EX-5.1 3 ex_601668.htm EXHIBIT 5.1 ex_601668.htm

Exhibit 5.1

 

 

November 30, 2023

Rush Enterprises, Inc.
555 IH 35 South
New Braunfels, Texas 78130

 

 

Re:

Registration Statement on Form S-8

 

Ladies and Gentlemen:

 

We have acted as counsel to Rush Enterprises, Inc., a Texas corporation (the “Company”), in connection with the registration under the Securities Act of 1933, as amended (the “Securities Act”), of (i) 1,800,000 additional shares of the Company’s Class A Common Stock, and 1,800,000 additional shares of the Company’s Class B Common Stock that may be issued under the Rush Enterprises, Inc. Amended and Restated 2007 Long-Term Incentive Plan (the “2007 LTIP”), and (ii) 600,000 additional shares of Class A Common Stock that may be issued under the Rush Enterprises, Inc.

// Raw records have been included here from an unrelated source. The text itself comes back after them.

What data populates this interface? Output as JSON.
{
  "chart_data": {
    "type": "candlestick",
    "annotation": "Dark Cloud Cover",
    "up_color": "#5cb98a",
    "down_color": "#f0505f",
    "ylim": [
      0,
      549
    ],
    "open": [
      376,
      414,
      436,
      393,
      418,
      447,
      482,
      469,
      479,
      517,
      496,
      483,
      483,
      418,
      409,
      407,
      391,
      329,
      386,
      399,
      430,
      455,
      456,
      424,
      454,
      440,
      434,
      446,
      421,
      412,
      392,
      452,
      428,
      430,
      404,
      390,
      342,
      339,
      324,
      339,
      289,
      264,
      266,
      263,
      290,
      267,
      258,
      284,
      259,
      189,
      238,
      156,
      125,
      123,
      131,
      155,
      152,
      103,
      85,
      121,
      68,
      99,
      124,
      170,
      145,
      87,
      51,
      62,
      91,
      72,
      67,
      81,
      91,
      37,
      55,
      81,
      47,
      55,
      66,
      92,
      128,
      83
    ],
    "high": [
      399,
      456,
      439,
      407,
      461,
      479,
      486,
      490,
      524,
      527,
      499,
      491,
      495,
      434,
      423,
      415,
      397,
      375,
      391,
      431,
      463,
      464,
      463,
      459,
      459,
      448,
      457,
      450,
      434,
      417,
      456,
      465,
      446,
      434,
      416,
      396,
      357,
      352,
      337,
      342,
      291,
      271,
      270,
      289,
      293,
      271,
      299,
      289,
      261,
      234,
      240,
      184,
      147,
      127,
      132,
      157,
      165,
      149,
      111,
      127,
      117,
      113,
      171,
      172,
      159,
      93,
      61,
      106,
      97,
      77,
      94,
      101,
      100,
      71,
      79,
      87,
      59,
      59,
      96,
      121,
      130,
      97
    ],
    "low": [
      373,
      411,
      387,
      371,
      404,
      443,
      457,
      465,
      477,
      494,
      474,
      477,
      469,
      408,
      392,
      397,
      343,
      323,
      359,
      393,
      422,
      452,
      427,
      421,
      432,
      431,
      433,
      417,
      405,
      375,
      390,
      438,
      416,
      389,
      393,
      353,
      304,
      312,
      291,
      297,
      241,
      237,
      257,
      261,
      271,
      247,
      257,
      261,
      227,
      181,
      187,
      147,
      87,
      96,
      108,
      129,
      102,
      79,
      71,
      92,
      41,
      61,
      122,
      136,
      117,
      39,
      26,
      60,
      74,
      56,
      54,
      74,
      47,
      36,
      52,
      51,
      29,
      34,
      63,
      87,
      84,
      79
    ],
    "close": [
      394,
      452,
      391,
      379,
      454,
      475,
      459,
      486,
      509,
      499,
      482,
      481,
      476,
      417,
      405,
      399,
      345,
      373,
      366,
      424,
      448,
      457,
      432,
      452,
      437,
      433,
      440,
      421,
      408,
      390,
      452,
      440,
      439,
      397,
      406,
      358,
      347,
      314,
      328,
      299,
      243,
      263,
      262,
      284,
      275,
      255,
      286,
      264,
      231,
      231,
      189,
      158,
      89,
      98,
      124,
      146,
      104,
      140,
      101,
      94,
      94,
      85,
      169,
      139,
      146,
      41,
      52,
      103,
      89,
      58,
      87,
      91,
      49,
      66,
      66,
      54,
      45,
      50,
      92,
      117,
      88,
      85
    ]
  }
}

Amended and Restated 2004 Employee Stock Purchase Plan (the “2004 ESPP”), each plan as described in the Company's Registration Statement on Form S-8 (as may subsequently be amended, the “Registration Statement”) filed with the Securities and Exchange Commission of even date herewith (all shares in (i) and (ii) collectively, the “Shares”).

 

In connection with the foregoing, we have examined the 2007 LTIP and the 2004 ESPP and originals or copies of certain corporate records of the Company, certificates and other communications of public officials, certificates of officers of the Company and such other documents as we have deemed relevant or necessary for the purpose of rendering the opinions expressed herein. As to questions of fact material to those opinions, we have, to the extent we deemed appropriate, relied on certificates of officers of the Company and on certificates and other communications of public officials. We have assumed that the persons identified to us as officers of the Company are actually serving as such and that any certificates representing the Shares will be properly executed by one or more such persons. We have assumed the effectiveness of the Registration Statement pursuant to the Securities Act. We have assumed the genuineness of all signatures on, and the authenticity of, all documents submitted to us as originals, the conformity to authentic original documents of all documents submitted to us as copies thereof, the due authorization, execution and delivery by the parties thereto other than the Company of all documents examined by us, that the Company will receive any required consideration for such Shares and the legal capacity of each individual who signed any of those documents.

 

Based upon the foregoing, we are of the opinion that the Shares have been duly authorized and, when issued and sold in the manner referred to in the 2007 LTIP and the 2004 ESPP and pursuant to the agreements that accompany the 2007 LTIP and the 2004 ESPP, will be validly issued, fully paid and non-assessable.

 

The opinions expressed herein are limited exclusively to applicable federal laws of the United States of America and applicable provisions of, respectively, the Texas Constitution, the Texas Business Organizations Code and reported judicial interpretations of such law, in each case as currently in effect, and we are expressing no opinion as to the effect of the laws of any other jurisdiction.

 

We hereby consent to the filing of this opinion as an exhibit to the Registration Statement and the reference to this firm wherever it appears in the Registration Statement. This consent is not to be construed as an admission that we are a party whose consent is required to be filed with the Registration Statement under the provisions of the Securities Act or the rules and regulations of the Securities and Exchange Commission promulgated thereunder.